The +1 Rule: Always subtract 1 when setting PSC and ARR because the counter includes zero.

Motor Control

  • H-Bridge: Controls direction. Forward (Q1+Q4), Reverse (Q3+Q2), Brake (Q2+Q4), Coast (All open).
  • Shoot-Through: If Q1 and Q2 are on simultaneously, it creates a short circuit. “Dead Time” delays prevent this.
  • Servo (PPM): Uses pulse width (time) to set position (1.5ms = 90°).
  • Stepper: Open-loop control; moves in discrete steps (e.g., 1.8°).

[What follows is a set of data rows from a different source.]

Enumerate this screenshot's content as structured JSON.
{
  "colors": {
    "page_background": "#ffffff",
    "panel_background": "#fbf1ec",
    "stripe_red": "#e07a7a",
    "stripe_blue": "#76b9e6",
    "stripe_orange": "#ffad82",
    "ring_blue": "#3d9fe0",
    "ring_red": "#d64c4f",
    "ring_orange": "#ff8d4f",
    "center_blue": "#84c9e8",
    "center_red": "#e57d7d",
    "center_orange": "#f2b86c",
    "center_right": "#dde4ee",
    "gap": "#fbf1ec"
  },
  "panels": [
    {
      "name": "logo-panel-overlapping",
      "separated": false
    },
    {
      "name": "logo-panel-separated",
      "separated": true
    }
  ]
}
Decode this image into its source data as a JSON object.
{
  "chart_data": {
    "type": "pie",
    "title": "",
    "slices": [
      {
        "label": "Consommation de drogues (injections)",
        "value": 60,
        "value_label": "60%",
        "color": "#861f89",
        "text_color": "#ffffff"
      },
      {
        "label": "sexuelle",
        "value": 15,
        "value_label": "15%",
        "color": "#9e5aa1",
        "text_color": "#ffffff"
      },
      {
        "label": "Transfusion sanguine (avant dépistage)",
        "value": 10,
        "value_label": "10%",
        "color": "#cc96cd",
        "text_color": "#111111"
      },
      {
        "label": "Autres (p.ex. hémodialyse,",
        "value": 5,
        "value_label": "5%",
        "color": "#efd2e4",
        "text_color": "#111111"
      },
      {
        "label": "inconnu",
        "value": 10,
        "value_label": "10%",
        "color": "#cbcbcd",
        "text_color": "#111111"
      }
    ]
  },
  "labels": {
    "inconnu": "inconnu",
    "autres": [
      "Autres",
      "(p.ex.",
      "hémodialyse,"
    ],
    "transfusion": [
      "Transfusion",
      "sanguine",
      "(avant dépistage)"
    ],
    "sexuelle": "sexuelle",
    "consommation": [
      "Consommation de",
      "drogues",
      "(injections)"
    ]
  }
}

Serial Communication Protocols

FeatureUARTI2CSPI
Wires2 (TX, RX)2 (SDA, SCL)4 (MOSI, MISO, SCK, CS)
ClockAsynchronousSynchronousSynchronous
AddressingNone7-bit SoftwareHardware (Chip Select)
DuplexFullHalfFull

UART Frame: Start Bit (Low), Data (LSB first), Optional Parity, Stop Bit (High). Note: GND must be shared between devices.

ADC, DMA, and Pipelining

  • ADC: Converts analog voltage to digital. Value = Vin / Vref × (2^n - 1). Warning: Vin > Vref can destroy the hardware.
  • DMA (Direct Memory Access): Copies data (e.g., ADC to RAM) without CPU involvement, freeing the CPU for other tasks.
  • Pipelining: Fetch-Decode-Execute-Writeback. Ideal throughput is 1 instruction per cycle. Branch mispredictions cause pipeline flushes.
  • Cache: L1 (fastest/smallest) → L2 → RAM (slowest/largest). Sequential access improves the “Cache Hit” rate.